Opinion: There’s no reason, or excuse, for blackface Halloween costumes
Every Halloween, people take the opportunity to step out of their lives and into a playful realm where they can dress up as anything they can imagine: make-believe for adults. Halloween is the one time of year largely free from judgment. Women can go as a sexy [insert object or occupation]. Men can dress in drag. Couples can indulge in the saccharine sweetness of matching costumes.
But then there are the people who choose to spend Halloween as someone of a different race. They use blackface, brown face, yellow face or red face to bring just the right amount of authenticity to their look.
Actress Julianne Hough stepped out in blackface over the weekend. She was attending a Halloween party as Crazy Eyes from “Orange Is the New Black.” That’s fine. The show is hot this year and Crazy Eyes is a popular character. Hough wore the prison oranges, had her hair done up in what charitably could be considered Bantu knots and wore a name tag that said “Crazy Eyes.” That should have been enough — the necessary cues were there.

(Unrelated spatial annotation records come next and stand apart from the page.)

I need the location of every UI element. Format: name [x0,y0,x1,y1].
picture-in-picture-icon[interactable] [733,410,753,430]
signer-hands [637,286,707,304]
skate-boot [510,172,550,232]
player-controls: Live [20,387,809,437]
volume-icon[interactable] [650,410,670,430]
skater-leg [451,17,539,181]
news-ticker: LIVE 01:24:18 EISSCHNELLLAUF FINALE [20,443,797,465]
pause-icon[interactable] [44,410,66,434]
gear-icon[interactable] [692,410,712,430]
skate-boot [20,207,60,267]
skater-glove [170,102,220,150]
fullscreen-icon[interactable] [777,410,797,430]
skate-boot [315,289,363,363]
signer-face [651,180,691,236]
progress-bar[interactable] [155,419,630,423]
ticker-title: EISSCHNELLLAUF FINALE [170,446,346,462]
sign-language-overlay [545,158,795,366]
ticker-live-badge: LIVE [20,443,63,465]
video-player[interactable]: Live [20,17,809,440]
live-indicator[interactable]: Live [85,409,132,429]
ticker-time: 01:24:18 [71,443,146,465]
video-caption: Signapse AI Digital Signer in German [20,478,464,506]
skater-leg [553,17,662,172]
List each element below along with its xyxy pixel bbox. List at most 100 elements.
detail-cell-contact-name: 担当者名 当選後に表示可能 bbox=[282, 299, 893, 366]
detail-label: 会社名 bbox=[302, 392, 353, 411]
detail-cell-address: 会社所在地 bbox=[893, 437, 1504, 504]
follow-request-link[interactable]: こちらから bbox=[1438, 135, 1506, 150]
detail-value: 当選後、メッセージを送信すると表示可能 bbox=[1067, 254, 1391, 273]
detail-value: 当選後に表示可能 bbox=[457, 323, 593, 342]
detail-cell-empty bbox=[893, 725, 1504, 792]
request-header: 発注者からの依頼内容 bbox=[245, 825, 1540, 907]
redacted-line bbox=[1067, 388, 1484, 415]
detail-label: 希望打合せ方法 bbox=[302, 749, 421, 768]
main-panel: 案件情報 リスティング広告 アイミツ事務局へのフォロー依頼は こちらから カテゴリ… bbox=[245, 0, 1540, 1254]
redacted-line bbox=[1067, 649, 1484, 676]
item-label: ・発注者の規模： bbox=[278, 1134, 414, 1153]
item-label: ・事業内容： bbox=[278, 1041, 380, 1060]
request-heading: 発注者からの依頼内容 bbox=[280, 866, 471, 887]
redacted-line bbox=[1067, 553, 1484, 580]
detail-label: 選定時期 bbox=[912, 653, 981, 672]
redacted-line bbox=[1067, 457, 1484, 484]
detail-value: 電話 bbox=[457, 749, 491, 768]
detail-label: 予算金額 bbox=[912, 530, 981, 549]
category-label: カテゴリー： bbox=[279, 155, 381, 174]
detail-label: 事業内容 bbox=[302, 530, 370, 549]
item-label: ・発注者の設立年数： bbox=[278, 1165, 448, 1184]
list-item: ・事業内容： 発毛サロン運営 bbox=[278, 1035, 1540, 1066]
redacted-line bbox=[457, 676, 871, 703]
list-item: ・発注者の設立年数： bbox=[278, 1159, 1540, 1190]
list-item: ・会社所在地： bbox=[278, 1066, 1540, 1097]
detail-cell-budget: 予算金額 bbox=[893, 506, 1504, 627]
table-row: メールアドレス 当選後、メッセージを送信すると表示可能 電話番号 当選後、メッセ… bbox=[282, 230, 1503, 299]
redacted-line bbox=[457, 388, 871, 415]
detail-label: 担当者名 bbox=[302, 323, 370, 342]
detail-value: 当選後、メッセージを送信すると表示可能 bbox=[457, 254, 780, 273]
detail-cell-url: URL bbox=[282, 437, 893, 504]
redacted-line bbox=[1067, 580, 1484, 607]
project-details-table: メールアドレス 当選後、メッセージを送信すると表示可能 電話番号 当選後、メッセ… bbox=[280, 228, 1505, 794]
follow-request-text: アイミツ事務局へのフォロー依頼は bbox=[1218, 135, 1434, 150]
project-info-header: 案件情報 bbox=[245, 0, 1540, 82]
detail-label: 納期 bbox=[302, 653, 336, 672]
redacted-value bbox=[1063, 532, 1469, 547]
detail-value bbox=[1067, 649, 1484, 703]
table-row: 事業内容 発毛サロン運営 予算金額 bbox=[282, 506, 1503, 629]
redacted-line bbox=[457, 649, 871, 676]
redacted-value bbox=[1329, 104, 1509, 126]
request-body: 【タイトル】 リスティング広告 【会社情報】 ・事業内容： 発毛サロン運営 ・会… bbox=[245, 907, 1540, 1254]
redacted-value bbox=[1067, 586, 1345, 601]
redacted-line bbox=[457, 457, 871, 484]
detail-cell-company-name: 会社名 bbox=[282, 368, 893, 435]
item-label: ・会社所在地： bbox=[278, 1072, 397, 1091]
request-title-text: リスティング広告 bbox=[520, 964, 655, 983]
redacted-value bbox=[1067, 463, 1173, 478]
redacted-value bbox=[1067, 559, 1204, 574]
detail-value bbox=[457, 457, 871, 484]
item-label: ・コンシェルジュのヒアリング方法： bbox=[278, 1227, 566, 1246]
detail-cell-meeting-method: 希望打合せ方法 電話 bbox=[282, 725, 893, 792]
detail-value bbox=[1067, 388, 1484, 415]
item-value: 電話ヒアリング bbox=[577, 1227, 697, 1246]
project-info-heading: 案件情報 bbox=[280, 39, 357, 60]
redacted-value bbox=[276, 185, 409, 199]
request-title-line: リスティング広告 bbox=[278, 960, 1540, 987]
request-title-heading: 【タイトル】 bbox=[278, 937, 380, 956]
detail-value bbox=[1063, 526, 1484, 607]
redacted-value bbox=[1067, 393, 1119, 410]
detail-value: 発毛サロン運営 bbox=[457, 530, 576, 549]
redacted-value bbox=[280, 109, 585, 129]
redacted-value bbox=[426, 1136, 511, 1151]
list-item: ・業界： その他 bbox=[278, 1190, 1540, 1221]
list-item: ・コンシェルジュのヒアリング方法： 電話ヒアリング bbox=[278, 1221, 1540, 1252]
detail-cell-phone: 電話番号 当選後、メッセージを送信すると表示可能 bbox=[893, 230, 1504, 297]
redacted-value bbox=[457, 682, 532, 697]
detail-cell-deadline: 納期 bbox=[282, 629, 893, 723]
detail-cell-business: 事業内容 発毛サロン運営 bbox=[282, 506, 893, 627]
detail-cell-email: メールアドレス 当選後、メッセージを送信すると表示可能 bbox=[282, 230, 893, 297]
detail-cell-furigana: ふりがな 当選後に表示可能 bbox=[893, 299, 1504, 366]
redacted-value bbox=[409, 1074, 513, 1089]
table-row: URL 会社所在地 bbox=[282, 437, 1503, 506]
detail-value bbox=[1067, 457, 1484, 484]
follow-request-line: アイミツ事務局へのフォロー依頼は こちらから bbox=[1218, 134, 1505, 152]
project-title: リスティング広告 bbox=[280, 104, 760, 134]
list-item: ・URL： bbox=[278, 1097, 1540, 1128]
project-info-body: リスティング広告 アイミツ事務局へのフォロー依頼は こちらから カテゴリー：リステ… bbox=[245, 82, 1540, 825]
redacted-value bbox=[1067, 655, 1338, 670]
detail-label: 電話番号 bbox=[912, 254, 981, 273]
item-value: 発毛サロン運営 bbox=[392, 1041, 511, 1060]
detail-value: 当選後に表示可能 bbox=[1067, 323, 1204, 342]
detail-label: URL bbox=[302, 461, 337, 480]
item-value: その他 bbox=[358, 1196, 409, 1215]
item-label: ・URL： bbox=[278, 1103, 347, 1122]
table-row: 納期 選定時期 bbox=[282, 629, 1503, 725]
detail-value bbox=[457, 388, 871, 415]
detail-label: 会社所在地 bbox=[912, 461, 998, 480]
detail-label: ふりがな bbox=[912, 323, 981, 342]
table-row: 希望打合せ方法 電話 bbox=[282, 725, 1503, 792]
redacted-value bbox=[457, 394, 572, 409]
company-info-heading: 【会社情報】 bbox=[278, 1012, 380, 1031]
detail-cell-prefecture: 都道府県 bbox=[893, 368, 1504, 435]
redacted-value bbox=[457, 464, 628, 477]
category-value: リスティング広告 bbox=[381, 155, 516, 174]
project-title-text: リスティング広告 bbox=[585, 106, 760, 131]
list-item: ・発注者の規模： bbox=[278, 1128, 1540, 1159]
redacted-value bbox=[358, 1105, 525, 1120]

Hough took her costume one step further, though, dousing herself in bronzer to darken her skin so she might better resemble Uzo Aduba, the actress who plays Crazy Eyes. The blackface did nothing of the sort. It never does. Instead, Hough looked like she spent way too much time out in the Los Angeles sun before stepping out that evening. Once the images of Hough in her ill-informed costume were released, the Internet went crazy.
Here we were, yet again, having this bewildering conversation about why blackface, given its historical uses and the ongoing sensitivity around issues of race, will never be an appropriate costume choice. The apology parade began, and Hough said: “I am a huge fan of the show ‘Orange is the New Black,’ actress Uzo Aduba and the character she has created. It certainly was never my intention to be disrespectful or demeaning to anyone in any way. I realize my costume hurt and offended people, and I truly apologize.”
We know this dance. Public figure makes misstep. Public figure apologizes. That apology is then dissected endlessly, and we’re left wondering if the public figure even knows what they’re apologizing for.
Hough wasn’t alone in donning blackface for Halloween. Her costume was, in fact, the least offensive. As Gawker reports, two young men in Massachusetts spent Halloween as George Zimmerman and Trayvon Martin. The man dressed as Martin smeared his face with black makeup and wore a “bloody” sweatshirt. In the most widely circulated image, the Zimmerman wannabe holds his fingers, cocked as a pistol, against the other fellow’s head. The image is chilling, repulsive, but mostly pathetic. On Instagram, there’s a picture of an unidentified white man also posing as Trayvon Martin — the blackface, the bloody sweatshirt — but he steps up his game, so to speak, by also holding a pack of Skittles and an iced tea. I’m not sure what’s worse — that this was a viable costume idea or that the same absurd idea occurred to more than one person.
There’s always pushback when people say “Blackface is wrong.” It’s “just jokes,” an excuse that belies a complete misunderstanding of humor. There’s a lot of nonsense about the freedom of speech. Sad individuals might remind us of the 2004 movie “White Chicks,” in a crowning moment of false equivalence. I choose to believe these people are simply entitled and ignorant about history. I choose to believe they don’t know how blackface was used to create offensive, degrading caricatures of black people — the exaggerated features, the buffoonery, the shuck and jive. The imagery from the 20th century was emblazoned across advertising and children’s toys. Time and again, black people in this country were told: “This is how we see you. This is what we think of you.” Very little has changed.
Racist Halloween costumes are nothing new. Each year, people try to push the envelope. They think they’re being funny, but really, they’re using the freedom of Halloween, the pass we all get to indulge our secret selves, to say, to people of color: “This is how we see you. This is how we think of you.”
Though it is infuriating that we still need to have this conversation about why blackface is unacceptable, there may be some comfort in the knowledge that when people put on the mask of blackface, they reveal who they truly are.